6. On catastrophic failure (no videos, decode error, model crash), the
job's input directory is moved to `data_dir/failed/<job_name>/` and
the status entry is updated to `failed` with an error message.
All filesystem writes that affect application state (status file, job
results) go through atomic tmp-file-then-rename helpers in
[`neuropose.io`](api/io.md), so a crash mid-write cannot leave a
truncated file behind.
## Runtime directory layout
The daemon operates within a single base `data_dir`:
```text
$data_dir/
├── .neuropose.lock # fcntl lock file; contains owner PID
├── in/
│ ├── job_001/ # operator-created
│ │ ├── video_01.mp4
│ │ └── video_02.mp4
│ └── job_002/
│ └── trial.mov
├── out/
│ ├── status.json # persistent lifecycle state
│ ├── job_001/
│ │ └── results.json # aggregated JobResults
│ └── job_002/
│ └── results.json
└── failed/
└── job_003/ # quarantined inputs
└── broken_video.mov
```
`data_dir` defaults to `$XDG_DATA_HOME/neuropose/jobs` and **is never
inside the repository.** This is deliberate: the previous prototype kept
job directories under `backend/neuropose/in/`, which is exactly how
subject-identifying data ended up on the same tree as `git add`. The
current design makes it mechanically difficult for subject data to
leak into source control.
Model weights are cached separately at `$XDG_DATA_HOME/neuropose/models/`.
## Design principles
A few choices run through every module and are worth knowing if you
plan to extend the package:
**Immutable schemas.** `FramePrediction` and `VideoMetadata` are
frozen pydantic models. The previous prototype had a bug where its
visualizer mutated `poses3d` in place via a numpy view, invisibly
corrupting the data if you visualized before saving. The frozen schema
makes that class of bug impossible.
**Validate at the boundary.** Every load/save helper in `neuropose.io`
validates on entry. Malformed files fail at load time with a pydantic
validation error, not three call sites later as an `AttributeError` on
a missing key.
**Library / daemon separation.** The estimator is pure library — give
it a video and a model, get back validated predictions. The daemon is
the wrapper that adds filesystem semantics. This makes the estimator
trivially testable (inject a fake model, inject any video) and lets
downstream users embed it in other pipelines without inheriting the
daemon's lifecycle.
**Dependency injection.** The `Interfacer` takes its `Estimator` as a
constructor argument. Tests inject fakes; production wires the real
thing. There is no singleton model state.

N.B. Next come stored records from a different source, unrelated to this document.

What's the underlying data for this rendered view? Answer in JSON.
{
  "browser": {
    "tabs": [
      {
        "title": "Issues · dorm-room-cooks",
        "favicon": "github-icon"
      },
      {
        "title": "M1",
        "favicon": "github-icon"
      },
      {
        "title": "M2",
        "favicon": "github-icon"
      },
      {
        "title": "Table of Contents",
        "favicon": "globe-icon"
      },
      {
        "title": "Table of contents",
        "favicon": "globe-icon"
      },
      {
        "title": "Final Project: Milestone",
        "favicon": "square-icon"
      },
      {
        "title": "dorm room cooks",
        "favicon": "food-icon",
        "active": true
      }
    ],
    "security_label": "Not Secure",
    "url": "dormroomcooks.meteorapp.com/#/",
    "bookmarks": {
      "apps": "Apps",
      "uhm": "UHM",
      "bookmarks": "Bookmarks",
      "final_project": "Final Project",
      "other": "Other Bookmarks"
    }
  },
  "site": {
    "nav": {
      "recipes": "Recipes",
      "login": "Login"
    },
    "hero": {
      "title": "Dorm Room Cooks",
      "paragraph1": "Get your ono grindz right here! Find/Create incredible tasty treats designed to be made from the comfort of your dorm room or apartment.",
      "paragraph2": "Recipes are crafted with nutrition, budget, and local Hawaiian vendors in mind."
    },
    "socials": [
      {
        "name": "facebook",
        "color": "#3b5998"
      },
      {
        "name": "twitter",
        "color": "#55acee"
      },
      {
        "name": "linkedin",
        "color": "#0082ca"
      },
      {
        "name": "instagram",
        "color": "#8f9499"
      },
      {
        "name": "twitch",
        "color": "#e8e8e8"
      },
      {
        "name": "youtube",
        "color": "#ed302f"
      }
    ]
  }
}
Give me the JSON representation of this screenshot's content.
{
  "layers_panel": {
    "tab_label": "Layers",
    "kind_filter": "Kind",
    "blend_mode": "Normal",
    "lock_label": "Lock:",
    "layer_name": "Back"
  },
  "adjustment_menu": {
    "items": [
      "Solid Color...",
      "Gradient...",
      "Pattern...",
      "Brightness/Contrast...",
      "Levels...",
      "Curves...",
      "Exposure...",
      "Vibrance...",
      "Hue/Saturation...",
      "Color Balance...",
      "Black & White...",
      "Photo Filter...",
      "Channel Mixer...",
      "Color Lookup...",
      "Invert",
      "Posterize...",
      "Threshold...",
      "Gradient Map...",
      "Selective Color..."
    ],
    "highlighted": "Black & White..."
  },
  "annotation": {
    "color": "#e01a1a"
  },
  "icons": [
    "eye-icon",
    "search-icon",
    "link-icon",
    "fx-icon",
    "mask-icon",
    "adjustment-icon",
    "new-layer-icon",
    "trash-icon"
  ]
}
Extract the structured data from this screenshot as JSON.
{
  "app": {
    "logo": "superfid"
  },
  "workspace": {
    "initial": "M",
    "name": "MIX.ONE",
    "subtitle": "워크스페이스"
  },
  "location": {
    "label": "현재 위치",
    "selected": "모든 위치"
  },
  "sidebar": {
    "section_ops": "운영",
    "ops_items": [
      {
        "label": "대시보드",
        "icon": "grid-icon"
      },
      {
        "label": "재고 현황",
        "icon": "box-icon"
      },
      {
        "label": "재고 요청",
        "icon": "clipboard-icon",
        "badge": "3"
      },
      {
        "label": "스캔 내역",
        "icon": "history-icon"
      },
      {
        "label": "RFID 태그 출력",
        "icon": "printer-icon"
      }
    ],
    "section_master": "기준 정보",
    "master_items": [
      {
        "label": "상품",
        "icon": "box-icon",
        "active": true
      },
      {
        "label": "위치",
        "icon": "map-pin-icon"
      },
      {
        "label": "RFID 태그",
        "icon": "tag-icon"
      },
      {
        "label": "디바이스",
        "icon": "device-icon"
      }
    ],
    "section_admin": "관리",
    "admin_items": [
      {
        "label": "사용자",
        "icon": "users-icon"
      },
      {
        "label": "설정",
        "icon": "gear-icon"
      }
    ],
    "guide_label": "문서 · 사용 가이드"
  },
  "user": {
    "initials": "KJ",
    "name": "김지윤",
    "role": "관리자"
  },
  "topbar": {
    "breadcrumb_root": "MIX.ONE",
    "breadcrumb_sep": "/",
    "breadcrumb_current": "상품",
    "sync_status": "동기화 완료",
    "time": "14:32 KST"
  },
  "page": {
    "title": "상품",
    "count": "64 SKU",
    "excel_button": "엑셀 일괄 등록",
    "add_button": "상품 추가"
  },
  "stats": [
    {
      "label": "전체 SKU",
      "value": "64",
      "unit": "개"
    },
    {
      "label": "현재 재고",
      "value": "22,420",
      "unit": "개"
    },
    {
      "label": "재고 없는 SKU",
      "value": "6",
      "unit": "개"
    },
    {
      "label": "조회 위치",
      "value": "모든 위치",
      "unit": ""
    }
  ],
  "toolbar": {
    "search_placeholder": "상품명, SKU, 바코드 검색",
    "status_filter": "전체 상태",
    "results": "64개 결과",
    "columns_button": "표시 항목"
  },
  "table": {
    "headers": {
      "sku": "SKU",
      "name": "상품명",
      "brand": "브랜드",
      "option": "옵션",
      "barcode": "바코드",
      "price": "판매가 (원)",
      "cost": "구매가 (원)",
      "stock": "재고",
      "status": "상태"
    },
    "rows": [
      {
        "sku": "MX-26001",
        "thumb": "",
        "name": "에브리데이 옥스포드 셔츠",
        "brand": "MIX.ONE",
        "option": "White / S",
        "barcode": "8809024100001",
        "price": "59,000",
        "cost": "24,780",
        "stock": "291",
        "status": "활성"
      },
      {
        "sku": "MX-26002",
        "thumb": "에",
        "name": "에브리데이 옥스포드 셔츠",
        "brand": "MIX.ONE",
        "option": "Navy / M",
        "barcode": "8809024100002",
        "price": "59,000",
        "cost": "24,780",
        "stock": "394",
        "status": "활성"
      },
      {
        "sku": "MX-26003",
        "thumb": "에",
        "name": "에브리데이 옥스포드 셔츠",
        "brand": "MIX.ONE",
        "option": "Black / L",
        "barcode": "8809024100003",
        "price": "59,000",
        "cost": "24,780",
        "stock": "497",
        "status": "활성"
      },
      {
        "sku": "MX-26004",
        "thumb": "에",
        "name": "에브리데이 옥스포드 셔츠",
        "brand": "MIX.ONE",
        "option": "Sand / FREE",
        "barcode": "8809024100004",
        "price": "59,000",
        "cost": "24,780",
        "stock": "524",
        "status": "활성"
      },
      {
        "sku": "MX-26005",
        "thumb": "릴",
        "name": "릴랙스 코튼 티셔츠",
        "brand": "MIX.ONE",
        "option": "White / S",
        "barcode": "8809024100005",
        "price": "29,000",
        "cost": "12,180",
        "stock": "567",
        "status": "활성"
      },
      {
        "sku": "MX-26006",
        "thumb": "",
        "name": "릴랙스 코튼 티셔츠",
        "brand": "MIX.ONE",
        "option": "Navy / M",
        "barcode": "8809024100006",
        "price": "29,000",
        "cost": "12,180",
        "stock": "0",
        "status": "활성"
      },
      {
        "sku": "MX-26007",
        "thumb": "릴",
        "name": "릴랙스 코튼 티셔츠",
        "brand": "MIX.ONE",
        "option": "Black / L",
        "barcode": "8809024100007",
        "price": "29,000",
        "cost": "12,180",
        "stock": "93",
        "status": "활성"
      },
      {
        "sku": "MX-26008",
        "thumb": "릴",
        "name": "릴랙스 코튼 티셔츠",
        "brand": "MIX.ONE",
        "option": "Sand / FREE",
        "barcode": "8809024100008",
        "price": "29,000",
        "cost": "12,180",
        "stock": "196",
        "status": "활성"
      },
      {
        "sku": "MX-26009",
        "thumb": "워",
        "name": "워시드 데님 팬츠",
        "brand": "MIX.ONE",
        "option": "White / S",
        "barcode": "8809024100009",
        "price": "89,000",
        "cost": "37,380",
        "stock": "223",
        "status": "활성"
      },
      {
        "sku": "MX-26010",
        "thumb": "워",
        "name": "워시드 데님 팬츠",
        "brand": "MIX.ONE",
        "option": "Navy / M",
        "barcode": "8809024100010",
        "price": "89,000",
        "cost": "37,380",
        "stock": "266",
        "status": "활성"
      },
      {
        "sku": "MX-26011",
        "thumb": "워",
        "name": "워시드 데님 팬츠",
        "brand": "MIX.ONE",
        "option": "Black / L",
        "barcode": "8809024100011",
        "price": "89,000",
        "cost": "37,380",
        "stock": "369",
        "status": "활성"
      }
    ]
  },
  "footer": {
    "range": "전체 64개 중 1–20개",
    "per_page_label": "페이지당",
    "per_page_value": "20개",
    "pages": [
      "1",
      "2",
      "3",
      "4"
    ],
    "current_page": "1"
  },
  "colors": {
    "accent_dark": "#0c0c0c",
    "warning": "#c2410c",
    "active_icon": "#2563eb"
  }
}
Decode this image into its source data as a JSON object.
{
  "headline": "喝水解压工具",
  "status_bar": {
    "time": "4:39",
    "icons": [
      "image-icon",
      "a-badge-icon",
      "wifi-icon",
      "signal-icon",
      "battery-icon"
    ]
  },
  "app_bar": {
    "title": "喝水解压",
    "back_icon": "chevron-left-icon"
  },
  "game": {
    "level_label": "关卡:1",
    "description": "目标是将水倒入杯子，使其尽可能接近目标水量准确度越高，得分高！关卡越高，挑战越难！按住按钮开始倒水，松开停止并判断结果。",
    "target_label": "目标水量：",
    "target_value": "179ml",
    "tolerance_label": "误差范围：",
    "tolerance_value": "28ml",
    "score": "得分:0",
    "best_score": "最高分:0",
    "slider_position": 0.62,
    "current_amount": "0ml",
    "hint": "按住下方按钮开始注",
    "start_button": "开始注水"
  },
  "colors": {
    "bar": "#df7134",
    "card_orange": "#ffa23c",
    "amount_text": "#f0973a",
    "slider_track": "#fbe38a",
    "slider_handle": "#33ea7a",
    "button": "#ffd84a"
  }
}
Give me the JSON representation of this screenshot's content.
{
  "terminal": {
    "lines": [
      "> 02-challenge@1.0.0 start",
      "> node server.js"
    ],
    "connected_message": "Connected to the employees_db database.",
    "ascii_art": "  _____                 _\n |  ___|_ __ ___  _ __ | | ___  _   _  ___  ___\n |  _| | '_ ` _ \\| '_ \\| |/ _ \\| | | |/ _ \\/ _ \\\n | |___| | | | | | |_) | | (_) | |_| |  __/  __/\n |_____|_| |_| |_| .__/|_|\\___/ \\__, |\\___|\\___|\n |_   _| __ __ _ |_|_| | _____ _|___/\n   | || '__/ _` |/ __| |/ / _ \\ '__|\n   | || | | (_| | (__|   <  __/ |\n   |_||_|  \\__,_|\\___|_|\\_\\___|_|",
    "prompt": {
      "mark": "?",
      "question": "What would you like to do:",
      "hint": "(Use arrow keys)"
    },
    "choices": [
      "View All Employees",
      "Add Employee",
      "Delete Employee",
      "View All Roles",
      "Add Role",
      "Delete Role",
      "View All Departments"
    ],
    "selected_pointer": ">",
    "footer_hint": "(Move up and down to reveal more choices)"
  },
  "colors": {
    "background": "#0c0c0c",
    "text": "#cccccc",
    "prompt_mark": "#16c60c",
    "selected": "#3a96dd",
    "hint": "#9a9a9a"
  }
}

**No implicit config discovery.** Configuration is loaded explicitly
via `--config` or environment variables. The previous prototype's
`load_config('config.yaml')` was a relative path footgun — it worked
only when the daemon was launched from a specific directory. The new
`Settings` class refuses to guess.
**Atomic writes for all stateful files.** Status file, job results,
predictions — every write goes through a tmp-file-then-rename so a
crash mid-write cannot corrupt state.
**Fail fast, fail specifically.** Each module defines a small hierarchy
of typed exceptions (`EstimatorError`, `InterfacerError`, etc.).
Exception types carry semantic meaning; callers can distinguish
recoverable failures from programmer errors.